From Casetext: Smarter Legal Research

Hall v. Hall

Appellate Division of the Supreme Court of New York, Third Department
Nov 26, 1997
244 A.D.2d 848 (N.Y. App. Div. 1997)

Opinion

November 26, 1997

Appeal from the Supreme Court (Cobb, J.).


In May 1994, the parties entered into a stipulation in which defendant agreed to pay plaintiff $70 per week for the support of their two children. As stated therein, this amount was based on defendant's sporadic income as a self-employed electrician. Claiming that the costs associated with the children's care, entertainment and extracurricular activities have changed in the two years since the stipulation, plaintiff moved for an upward modification of child support. Plaintiff also sought to have defendant pay one half of the unreimbursed medical and dental expenses, as well as a proportion of the cost for daycare and summer camp.

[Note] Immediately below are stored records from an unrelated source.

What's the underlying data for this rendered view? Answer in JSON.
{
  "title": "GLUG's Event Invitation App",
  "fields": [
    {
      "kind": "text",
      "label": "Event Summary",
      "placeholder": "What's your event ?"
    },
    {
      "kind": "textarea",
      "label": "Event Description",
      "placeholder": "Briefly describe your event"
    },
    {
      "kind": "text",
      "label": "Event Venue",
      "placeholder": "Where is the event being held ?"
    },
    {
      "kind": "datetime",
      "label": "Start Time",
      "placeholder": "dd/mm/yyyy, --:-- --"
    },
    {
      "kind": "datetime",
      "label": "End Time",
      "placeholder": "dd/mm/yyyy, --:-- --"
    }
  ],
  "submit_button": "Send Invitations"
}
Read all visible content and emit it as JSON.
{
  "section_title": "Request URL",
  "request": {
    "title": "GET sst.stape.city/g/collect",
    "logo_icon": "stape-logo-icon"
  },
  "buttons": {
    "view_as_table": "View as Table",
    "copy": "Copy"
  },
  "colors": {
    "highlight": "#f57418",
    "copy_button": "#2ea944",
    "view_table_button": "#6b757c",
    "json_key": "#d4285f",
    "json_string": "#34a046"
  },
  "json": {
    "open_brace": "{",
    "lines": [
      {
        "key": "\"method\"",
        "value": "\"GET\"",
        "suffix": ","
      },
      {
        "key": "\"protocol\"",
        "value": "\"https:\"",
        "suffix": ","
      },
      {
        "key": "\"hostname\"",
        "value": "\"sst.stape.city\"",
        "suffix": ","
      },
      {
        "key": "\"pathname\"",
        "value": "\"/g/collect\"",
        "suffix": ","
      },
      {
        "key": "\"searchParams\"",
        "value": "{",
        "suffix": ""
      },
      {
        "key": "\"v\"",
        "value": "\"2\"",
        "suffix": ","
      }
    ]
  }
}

Defendant opposed the motion and cross-moved for a downward modification in child support. Supreme Court denied both motions and only plaintiff appeals.

Apparently the parties were divorced pursuant to an action commenced in May 1995. As there is no evidence to the contrary, we assume that the stipulation survived the judgment of divorce.

For plaintiff to be entitled to an upward modification of the child support provisions of the stipulation, she has the burden of establishing that "the agreement was unfair when entered into or that an unanticipated and unreasonable change in circumstances has occurred resulting in a concomitant increased need * * * or that the needs of the children are not being adequately met" (Matter of Bouille v. Bouille, 192 A.D.2d 802, 802-803 [citation omitted]; see, Merl v. Merl, 67 N.Y.2d 359, 362; Katz v. Katz, 188 A.D.2d 827, 828). A review of the record reveals that plaintiff offered no proof that the stipulation was unfair or inequitable when made, nor did she demonstrate with specificity that the children's basic needs were not being met by the current child support payments and plaintiff's income, which was substantially more than defendant's earnings (see, Matter of Litchfield v. Litchfield, 195 A.D.2d 747, 749).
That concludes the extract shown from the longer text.